Sunday, May 17, 2009

Maclipse 3.4.2 Fixed ... More

You may have noticed that Java=>Editor=>Templates throws an exception with Maclipse ... That's because there is some code that presumes there is a non-null vertical scrollbar. With Maclipse, we autohide scrollbars on Leopard, which causes an NPE in that code. I avoided fixing this because it brought in an entirely new plugin that we had to hack, but it's just one line, so .. meh.. at this point, why stop now.

So to prevent that exception, you will want to grab the Workbench Texteditor UI plugin provided in the links area.

cd /Developer/Applications/eclipse/plugins && curl -O http://webobjects.mdimension.com/wolips/preview/org.eclipse.swt.carbon.macosx_3.4.1.v3452b.jar && curl -O http://webobjects.mdimension.com/wolips/preview/org.eclipse.ui.workbench_3.4.2.M20090127-1700.jar && curl -O http://webobjects.mdimension.com/wolips/preview/org.eclipse.ui.workbench.texteditor_3.4.1.r341_v20080827-1100.jar

Maclipse 3.4.2 Fixed

The build from last night was missing a MANIFEST.MF, so it wasn't exporting the plugin info properly. I think this would only be a problem if you do plugin development, but regardless, you should grab the new build.

Saturday, May 16, 2009

Maclipse Eclipse 3.4.2 Updates

Maclipse has been updated with all the changes merged in from Eclipse 3.4.2 finally. Links on the right, same install process applies.

cd /Developer/Applications/eclipse/plugins && curl -O http://webobjects.mdimension.com/wolips/preview/org.eclipse.swt.carbon.macosx_3.4.1.v3452b.jar && curl -O http://webobjects.mdimension.com/wolips/preview/org.eclipse.ui.workbench_3.4.2.M20090127-1700.jar

You may also need to remove your eclipse configuration/org.eclipse.osgi/bundles folder (which contains the unjar'd SWT jnilibs).

Wednesday, January 21, 2009

Never hashCode on a mutable value Revisited

In the "Never hashCode on a mutable value" post, I talked about the pitfalls of using a mutable value in your hashCode/equals computation. Another subtle variant of this is using a Comparator for a mutable value in a TreeSet (or other similar data structures). Because the set is sorted internally, and optimized based on that sort information, if you change the sorted value of one of your objects in the set, it can "disappear" if you attempt to .contains(..) check it later. I wonder how many more of these stupid mistakes I'll find ...

Monday, January 19, 2009

Slow PS3 Wireless Connection

props to this guy ... if your PS3 wireless connection is ungodly slow, change your router from Mixed to G-Only. it's stupid, but it was about a 10x speed boost (... back to normal, basically).
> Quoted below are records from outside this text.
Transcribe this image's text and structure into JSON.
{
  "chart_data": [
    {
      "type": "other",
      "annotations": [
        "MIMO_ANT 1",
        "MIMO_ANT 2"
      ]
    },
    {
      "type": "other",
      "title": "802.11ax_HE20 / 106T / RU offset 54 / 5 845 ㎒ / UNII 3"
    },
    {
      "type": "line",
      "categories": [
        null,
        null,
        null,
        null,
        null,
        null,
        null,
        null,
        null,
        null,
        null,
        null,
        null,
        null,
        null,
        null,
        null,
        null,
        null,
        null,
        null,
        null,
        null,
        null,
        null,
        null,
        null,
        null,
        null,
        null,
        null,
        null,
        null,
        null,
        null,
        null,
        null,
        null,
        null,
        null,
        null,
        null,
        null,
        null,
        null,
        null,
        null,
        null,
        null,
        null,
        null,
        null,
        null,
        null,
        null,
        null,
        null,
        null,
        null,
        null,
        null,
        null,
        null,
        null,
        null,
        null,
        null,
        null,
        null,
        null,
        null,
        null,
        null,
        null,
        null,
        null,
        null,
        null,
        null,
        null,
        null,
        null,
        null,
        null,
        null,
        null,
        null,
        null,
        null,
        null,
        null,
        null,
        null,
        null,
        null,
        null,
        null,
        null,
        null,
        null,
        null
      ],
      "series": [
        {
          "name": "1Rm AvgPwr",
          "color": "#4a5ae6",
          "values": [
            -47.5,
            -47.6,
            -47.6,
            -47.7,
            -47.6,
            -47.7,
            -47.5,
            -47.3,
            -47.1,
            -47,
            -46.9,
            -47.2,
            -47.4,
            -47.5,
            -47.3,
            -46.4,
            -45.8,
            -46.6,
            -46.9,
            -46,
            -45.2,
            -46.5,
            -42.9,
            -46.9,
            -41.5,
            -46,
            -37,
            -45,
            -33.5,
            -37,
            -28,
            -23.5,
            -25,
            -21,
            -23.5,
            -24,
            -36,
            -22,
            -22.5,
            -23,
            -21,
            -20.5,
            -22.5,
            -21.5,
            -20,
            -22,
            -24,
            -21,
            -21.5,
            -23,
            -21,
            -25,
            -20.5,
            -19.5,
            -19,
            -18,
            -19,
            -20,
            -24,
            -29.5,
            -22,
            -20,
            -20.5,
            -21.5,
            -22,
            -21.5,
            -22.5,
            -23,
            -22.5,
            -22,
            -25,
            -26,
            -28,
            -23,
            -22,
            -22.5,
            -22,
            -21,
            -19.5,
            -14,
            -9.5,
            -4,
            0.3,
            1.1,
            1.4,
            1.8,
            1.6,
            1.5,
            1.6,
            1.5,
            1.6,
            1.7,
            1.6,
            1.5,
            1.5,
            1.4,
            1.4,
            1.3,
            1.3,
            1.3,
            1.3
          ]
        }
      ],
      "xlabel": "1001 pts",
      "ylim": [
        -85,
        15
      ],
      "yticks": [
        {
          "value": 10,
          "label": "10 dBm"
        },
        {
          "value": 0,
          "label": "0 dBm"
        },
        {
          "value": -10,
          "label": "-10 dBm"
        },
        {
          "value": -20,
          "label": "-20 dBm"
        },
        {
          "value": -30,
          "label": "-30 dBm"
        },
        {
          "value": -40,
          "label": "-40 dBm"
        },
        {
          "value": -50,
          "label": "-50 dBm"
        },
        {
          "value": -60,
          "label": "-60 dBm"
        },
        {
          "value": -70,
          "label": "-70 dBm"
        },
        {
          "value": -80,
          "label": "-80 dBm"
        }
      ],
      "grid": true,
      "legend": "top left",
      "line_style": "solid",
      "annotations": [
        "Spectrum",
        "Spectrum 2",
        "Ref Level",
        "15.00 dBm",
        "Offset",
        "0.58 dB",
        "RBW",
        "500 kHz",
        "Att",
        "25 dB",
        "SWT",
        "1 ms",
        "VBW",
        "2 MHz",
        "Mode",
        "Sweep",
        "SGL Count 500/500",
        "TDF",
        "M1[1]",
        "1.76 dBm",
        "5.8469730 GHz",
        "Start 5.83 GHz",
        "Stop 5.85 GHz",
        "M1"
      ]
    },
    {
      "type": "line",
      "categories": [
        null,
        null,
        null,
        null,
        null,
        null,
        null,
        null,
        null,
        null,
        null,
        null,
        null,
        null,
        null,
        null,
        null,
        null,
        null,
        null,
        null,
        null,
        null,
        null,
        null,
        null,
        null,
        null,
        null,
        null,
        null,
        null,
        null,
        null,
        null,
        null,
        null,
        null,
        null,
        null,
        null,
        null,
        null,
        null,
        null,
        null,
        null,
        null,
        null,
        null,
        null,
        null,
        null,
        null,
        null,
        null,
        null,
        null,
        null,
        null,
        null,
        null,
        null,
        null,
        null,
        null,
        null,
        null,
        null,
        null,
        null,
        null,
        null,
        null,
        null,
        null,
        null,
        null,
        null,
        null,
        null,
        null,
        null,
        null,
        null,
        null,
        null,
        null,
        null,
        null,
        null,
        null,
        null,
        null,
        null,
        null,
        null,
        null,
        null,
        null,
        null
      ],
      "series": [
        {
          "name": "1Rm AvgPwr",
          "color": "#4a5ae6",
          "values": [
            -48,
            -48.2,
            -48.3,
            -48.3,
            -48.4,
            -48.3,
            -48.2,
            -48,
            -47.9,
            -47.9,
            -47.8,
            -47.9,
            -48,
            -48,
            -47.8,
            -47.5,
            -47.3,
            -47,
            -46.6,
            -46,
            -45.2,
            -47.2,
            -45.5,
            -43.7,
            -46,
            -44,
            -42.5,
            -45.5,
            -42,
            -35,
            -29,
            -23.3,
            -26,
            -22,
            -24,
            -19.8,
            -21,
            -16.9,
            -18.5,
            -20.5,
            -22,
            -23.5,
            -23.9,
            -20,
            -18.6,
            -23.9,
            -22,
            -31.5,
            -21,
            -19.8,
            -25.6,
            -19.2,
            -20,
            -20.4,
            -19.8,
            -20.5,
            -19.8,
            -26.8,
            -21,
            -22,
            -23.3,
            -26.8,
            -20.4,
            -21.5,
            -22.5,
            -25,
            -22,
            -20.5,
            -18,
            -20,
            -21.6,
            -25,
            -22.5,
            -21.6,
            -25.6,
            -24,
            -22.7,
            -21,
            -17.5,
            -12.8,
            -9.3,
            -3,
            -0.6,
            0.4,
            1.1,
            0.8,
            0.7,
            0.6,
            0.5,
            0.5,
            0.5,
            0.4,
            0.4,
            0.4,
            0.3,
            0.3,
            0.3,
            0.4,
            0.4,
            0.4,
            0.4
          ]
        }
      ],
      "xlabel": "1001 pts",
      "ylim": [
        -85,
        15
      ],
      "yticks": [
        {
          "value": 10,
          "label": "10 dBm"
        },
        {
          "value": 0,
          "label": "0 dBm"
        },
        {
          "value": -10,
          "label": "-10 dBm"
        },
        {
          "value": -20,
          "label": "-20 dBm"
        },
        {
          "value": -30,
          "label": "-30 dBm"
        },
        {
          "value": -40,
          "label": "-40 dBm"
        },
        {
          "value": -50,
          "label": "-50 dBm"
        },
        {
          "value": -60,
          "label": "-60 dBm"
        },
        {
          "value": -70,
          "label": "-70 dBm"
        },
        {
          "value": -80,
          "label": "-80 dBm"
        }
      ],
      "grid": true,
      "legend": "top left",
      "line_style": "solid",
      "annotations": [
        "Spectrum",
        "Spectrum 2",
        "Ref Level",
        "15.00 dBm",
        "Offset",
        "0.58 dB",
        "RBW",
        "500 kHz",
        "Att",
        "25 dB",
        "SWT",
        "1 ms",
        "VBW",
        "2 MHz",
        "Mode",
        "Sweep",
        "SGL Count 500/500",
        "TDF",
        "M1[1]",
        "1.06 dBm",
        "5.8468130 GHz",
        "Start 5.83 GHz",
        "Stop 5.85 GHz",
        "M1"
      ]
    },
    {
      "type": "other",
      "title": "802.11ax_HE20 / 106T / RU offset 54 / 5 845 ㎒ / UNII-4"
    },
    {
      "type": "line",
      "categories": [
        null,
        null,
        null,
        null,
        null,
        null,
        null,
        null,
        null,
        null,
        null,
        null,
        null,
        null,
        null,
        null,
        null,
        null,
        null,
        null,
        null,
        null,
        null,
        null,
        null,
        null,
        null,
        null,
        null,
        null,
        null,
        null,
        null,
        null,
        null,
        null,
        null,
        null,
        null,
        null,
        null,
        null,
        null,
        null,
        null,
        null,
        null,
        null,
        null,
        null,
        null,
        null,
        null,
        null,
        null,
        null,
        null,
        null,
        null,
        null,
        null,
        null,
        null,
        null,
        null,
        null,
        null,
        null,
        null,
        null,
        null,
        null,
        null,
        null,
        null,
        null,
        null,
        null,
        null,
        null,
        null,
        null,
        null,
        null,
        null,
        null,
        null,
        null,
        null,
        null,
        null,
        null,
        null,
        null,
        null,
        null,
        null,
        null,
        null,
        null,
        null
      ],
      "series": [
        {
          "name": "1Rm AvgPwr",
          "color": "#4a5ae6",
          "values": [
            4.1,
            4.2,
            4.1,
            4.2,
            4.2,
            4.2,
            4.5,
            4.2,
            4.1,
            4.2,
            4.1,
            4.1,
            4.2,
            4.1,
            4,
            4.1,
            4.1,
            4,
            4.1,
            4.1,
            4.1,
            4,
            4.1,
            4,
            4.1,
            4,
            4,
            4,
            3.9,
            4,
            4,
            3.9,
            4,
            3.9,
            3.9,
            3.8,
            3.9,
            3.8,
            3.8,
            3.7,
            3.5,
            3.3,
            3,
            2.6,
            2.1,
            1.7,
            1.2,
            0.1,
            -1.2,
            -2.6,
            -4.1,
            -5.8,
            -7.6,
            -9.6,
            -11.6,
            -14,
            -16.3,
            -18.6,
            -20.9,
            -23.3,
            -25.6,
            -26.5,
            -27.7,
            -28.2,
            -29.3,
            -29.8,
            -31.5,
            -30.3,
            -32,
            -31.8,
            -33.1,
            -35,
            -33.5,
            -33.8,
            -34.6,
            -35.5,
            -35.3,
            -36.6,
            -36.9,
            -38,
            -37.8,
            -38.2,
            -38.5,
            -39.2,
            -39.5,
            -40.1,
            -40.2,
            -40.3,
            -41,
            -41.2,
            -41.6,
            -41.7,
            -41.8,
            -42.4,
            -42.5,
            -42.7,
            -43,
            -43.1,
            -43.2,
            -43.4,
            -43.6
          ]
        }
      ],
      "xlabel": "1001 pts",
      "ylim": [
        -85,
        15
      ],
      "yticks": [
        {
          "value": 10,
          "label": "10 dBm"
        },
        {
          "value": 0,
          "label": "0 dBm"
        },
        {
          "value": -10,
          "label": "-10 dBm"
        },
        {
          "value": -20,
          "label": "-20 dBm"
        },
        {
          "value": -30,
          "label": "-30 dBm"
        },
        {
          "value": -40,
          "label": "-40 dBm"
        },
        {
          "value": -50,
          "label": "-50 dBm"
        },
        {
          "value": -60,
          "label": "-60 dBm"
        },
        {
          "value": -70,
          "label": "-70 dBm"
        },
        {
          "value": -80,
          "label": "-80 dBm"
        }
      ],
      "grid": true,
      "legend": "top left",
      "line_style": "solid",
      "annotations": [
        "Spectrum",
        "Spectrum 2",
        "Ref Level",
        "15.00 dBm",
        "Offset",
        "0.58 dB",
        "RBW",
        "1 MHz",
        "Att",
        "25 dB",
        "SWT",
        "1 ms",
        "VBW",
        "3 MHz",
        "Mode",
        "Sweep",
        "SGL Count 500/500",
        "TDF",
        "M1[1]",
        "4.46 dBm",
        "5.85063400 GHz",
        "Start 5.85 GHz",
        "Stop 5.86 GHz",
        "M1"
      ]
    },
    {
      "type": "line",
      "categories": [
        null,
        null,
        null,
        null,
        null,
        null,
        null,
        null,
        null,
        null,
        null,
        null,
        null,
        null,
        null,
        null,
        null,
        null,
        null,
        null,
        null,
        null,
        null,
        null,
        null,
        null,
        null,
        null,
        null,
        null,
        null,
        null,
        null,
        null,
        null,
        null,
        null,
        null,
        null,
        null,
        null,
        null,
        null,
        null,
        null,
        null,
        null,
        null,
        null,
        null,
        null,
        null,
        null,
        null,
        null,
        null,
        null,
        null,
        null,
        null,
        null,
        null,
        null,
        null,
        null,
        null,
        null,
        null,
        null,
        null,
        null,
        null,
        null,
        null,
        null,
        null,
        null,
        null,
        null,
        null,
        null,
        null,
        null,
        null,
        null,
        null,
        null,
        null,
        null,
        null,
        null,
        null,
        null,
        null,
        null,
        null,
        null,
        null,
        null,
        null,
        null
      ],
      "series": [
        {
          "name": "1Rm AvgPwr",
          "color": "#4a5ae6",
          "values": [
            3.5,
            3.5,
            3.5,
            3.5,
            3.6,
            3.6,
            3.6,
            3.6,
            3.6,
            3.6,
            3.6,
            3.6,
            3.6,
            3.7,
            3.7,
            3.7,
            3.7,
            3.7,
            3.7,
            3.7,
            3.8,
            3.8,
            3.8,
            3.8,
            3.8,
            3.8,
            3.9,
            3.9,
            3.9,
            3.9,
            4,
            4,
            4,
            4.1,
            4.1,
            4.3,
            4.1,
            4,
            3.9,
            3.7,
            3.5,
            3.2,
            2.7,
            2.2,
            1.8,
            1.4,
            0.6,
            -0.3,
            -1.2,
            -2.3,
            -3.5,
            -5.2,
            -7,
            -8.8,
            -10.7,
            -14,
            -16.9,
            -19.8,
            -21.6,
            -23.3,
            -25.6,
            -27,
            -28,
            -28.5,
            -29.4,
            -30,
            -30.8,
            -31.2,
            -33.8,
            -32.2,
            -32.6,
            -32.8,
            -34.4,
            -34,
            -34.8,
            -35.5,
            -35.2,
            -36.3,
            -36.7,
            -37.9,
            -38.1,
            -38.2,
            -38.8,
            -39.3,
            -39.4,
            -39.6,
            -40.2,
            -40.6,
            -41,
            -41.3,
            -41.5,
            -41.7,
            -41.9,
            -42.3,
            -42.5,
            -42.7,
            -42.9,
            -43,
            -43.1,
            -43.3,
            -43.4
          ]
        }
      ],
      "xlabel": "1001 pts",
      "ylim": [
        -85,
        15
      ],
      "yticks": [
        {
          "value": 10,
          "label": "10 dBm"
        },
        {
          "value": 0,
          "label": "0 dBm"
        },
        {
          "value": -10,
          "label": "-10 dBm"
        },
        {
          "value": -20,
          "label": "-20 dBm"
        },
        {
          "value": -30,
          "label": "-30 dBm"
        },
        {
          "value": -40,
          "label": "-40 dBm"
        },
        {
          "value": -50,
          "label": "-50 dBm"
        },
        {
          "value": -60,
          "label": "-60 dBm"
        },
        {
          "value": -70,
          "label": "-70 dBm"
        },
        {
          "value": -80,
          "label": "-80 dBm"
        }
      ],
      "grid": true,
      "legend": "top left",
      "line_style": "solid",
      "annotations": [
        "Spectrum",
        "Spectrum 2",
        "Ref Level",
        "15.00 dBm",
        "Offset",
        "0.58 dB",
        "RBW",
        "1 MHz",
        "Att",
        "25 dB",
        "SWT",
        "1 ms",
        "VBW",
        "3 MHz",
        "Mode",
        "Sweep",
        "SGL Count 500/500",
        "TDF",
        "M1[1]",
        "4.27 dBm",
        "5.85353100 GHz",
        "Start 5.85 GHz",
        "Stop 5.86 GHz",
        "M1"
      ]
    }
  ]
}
Open Type can't find your class?

I ran into an annoying case when switching frequently between workspaces and doing some really mean things to a couple of them with swapping out external frameworks repeatedly. Somehow I managed to corrupt my type caches in Eclipse so that the Open Type dialog would just be missing some entries (which is REALLY annoying, I might add). This would also manifest as java type completion not working for the missing classes. Maybe there's a nice way in Eclipse to do this, but I couldn't find it, but you can toss your type caches. Quit Eclipse, go to workspace/.metadata/.plugins/org.eclipse.jdt.core and remove *.index and savedIndexNames.txt. When you restart Eclipse it will rebuild the entire type cache and life should be happy again.